Friday, March 9, 2012

Nothing But . . .

Those last few posts might have given you the impression that the sawmaking had been on hiatus, but I posed a few of the latest projects here for proof-positive that I'm still at it.  I have a fresh batch of dovetail saw backs with the new stamp folded up and I started roughing out a few more handles.  The sash saw towards the center is nearly done, the handle pattern is a little later than the other styles I have been working with but I really like how it feels in the hand.  All of these saws are without screws, so I'll have to whip up some of those soon.  Here are three new handle patterns that I have tried.

This one has a 12" blade that I filed crosscut, 13tpi. 
I've been interested to try a dovetail saw like the one in Duncan Phyfe's tool chest, the handle is set at a pretty high angle which gives it a different feel.  I am really looking forward to playing with this one once I get another batch of screws done.
This is a really early style which doesn't seem to have the panache of the styles that followed, but it does look good in the hand (assuming you saw properly and get that index finger pointed out in front).

So there you have it.  I'm not indulging my diversions enough to make the saws take a backseat.  While I have taken a little time to play with making other tools, I am still making plenty of time to try new handle styles and having nothing but fun in the process.

Thursday, March 8, 2012

Another Preview

Sometimes I think I'm like a dog chasing cars.  I look at tools and start thinking of how I would make it.  Consequently, I get side tracked often, but the results are usually pretty cool.  My latest detour has been infill planes because, honestly, it would be a shame to have the resources I have, and not give it a go.  What I have so far is a half finished shoulder plane out of mild steel.  I see no need, given what I have, to use any sort of tool steel for the body (especially on a first attempt).  I know a lot of modern makers like to use it, but I wonder about the choice.  Hopefully some day I'll find the time to experiment and see for myself what the pros and cons are to these choices. 
Most of the metal work is done, the mouth probably needs a bit more work, but I won't know until I get a blade worked up.  Below are some pictures from the peening process.  That part taught me that I need to make another hammer, something similar to a filecutter's hammer.  I was using a 2 lb cross peen hammer and a ball nosed punch, but I was choked way up on the handle, gripping it right under the head with fore finger and thumb.  Oh well, a project for another day, I shouldn't get detoured when I'm already on a detour . . .
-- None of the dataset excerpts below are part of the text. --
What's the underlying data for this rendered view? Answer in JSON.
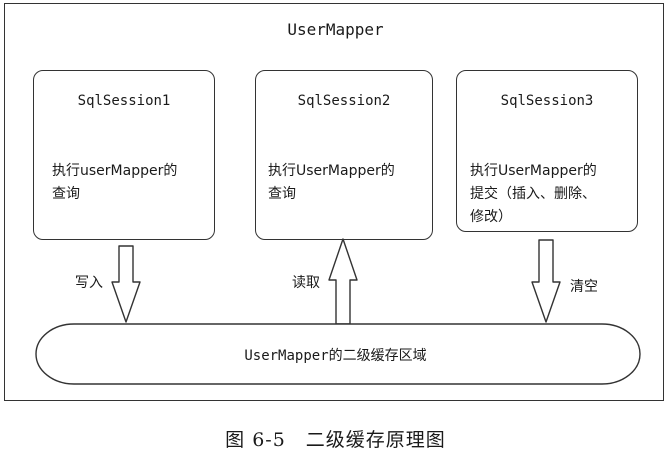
{
  "diagram": {
    "title": "UserMapper",
    "sessions": [
      {
        "name": "SqlSession1",
        "desc": "执行userMapper的\n查询"
      },
      {
        "name": "SqlSession2",
        "desc": "执行UserMapper的\n查询"
      },
      {
        "name": "SqlSession3",
        "desc": "执行UserMapper的\n提交（插入、删除、\n修改）"
      }
    ],
    "arrows": [
      {
        "label": "写入",
        "direction": "down"
      },
      {
        "label": "读取",
        "direction": "up"
      },
      {
        "label": "清空",
        "direction": "down"
      }
    ],
    "cache_label": "UserMapper的二级缓存区域"
  },
  "caption": "图 6-5　二级缓存原理图"
}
My other side-track, though this one is strictly and after-hours project, is an adjustable match plane by Geo Burnham Jr.  This was a cheap antique store plane -no blade, no wedge, no handle, one screw arm broken and the other badly warped.  I grabbed this guy because of the challenges that will come with it, and I don't feel that I'm compromising too much historical integrity on a plane that is so busted up.

It was a nice plane once, the turnings are all well done (the first thing I did was clean up the nuts and get some oil on them because I love how polished boxwood can look).  The most rewarding part so far was cleaning up the jam nuts and seeing that they were individually marked "No 1 and No 2" in pencil.
I am sitting on a large pile of boxwood, thanks to my uncle who had some growing on his farm in Virginia, but I'd rather try to rehab the originals screw arms than replace them, glutton for punishment . . .  I'll have to email that magician of hydro-manipulation Ed Wright and see what can be done for the bent arm.
This will definitely be the most challenging plane restoration I have done, but the reward will be a finished plane which will then tempt me to make its partner.